Each of these applications uses RAM and the more of them you have in the background, the more of your system’s memory is used before you even begin to launch applications. For example the screenshot below shows my Windows 8 computer with only my web browser open, but you can see that already 2.4 GB of memory is used.

The next question was asked by Mark:  if more RAM is better then why not get as much as you can? Why stop at 16GB? While there is nothing technically wrong with having more than 16GB of RAM, the benefits of having more RAM only come into effect if you’re using the existing RAM fully. If you use 70% of 8 GB of RAM on a typical day, then you won’t see any performance improvement with 16GB of RAM since over 10 GB of it would sit unused.

For example, below I loaded my machine up with my typical daily grouping of mail clients, web browsers, image editing programs, office suite programs and various other things I regularly use. While my RAM usage did spike up to 4.6 GB, (which would leave me out of memory if I had 4 GB) there would of been no benefit to having 32 GB of RAN instead of the 8 I currently have.

The final recommend total in my article of 8 GB to 16 GB of memory, is based on the average usage of memory by most users and the current price of RAM. Third party sellers of memory will typically offer 16 GB of RAM in a two chip (8 GB per chip) configuration for $110 to $150 and 8 GB of RAM in a two chip (4 GB per chip) configuration for $50 to $80. Buying increased memory from the PC manufacturer will often cost you significantly more then buying it from a third party and doing the upgrade yourself.
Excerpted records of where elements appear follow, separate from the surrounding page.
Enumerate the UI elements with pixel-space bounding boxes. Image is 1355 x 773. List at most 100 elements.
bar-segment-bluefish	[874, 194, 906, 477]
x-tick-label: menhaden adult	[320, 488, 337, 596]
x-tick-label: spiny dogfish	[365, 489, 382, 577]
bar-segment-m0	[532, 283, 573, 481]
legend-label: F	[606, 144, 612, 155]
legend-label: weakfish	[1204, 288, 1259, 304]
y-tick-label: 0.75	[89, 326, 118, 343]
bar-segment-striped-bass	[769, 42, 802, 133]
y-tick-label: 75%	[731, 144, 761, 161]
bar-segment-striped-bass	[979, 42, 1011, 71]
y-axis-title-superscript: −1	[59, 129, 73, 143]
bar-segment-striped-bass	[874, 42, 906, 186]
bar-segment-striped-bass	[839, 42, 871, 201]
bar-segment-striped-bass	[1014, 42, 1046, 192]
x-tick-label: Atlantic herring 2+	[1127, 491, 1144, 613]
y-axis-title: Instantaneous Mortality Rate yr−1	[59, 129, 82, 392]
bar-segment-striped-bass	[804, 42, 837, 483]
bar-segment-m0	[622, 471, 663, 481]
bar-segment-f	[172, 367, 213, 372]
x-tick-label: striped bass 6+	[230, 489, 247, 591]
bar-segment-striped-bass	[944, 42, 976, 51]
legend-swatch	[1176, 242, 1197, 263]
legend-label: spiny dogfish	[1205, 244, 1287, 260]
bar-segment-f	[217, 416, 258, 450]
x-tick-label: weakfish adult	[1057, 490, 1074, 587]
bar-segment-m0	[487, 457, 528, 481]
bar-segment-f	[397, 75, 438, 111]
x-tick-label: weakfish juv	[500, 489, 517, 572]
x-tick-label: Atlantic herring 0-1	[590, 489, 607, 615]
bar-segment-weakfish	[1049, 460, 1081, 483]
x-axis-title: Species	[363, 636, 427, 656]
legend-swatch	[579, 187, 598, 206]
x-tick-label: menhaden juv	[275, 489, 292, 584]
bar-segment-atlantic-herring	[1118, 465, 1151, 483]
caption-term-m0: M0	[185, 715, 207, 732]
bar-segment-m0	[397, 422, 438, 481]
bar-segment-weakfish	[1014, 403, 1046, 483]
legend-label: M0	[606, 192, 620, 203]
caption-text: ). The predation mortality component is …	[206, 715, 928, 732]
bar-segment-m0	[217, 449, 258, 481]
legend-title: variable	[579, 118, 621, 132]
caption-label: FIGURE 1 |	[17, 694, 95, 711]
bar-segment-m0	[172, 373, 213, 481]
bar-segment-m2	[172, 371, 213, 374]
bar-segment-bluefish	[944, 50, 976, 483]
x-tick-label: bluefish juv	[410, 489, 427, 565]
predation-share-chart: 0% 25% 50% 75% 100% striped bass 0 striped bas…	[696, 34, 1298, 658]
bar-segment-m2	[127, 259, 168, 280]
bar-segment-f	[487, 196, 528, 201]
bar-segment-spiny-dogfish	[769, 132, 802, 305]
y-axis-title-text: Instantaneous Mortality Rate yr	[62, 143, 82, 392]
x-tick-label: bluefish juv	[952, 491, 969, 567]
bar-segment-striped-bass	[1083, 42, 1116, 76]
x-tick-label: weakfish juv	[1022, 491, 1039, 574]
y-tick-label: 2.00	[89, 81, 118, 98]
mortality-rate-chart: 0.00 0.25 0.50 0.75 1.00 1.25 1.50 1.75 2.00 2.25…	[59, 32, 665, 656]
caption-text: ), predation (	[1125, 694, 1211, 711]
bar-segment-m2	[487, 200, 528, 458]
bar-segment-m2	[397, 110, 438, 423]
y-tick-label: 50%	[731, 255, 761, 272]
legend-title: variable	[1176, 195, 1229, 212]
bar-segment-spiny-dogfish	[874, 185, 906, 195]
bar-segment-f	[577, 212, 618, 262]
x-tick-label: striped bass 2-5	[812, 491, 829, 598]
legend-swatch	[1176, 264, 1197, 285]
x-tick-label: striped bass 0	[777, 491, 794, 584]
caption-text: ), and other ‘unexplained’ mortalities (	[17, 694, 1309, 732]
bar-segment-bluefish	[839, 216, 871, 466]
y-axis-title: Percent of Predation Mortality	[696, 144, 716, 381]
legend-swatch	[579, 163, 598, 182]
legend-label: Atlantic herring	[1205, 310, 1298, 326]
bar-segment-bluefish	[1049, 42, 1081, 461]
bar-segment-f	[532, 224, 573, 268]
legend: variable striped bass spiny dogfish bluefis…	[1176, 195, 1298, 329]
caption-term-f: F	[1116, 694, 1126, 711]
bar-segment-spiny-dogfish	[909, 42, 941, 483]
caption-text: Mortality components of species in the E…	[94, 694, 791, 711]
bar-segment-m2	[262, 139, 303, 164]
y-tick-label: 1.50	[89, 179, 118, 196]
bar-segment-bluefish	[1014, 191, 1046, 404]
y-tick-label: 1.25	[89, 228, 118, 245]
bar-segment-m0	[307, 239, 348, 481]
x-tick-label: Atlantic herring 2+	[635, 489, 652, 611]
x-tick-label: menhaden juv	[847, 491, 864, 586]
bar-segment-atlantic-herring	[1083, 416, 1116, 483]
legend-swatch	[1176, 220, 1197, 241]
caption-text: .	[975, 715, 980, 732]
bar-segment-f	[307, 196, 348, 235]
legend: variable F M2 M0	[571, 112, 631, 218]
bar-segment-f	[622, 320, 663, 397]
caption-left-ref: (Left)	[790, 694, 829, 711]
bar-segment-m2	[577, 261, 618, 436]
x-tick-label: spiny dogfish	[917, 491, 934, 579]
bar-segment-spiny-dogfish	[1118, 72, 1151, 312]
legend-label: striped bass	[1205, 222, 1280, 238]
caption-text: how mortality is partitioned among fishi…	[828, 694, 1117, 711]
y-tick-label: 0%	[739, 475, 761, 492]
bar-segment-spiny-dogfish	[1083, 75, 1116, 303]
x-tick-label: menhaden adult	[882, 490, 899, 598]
P.S. Wondering why I recommended two chip configurations instead of a single larger chip? Most modern computers will run memory in dual channel mode if there are two identical memory chips present, which offers significantly faster memory transfer speeds than running single channel configurations. Check your motherboard specifications or computer specifications to see how many memory slots are present, and try to upgrade in even numbers. Example: If you have four slots use sets of two with identical RAM chips.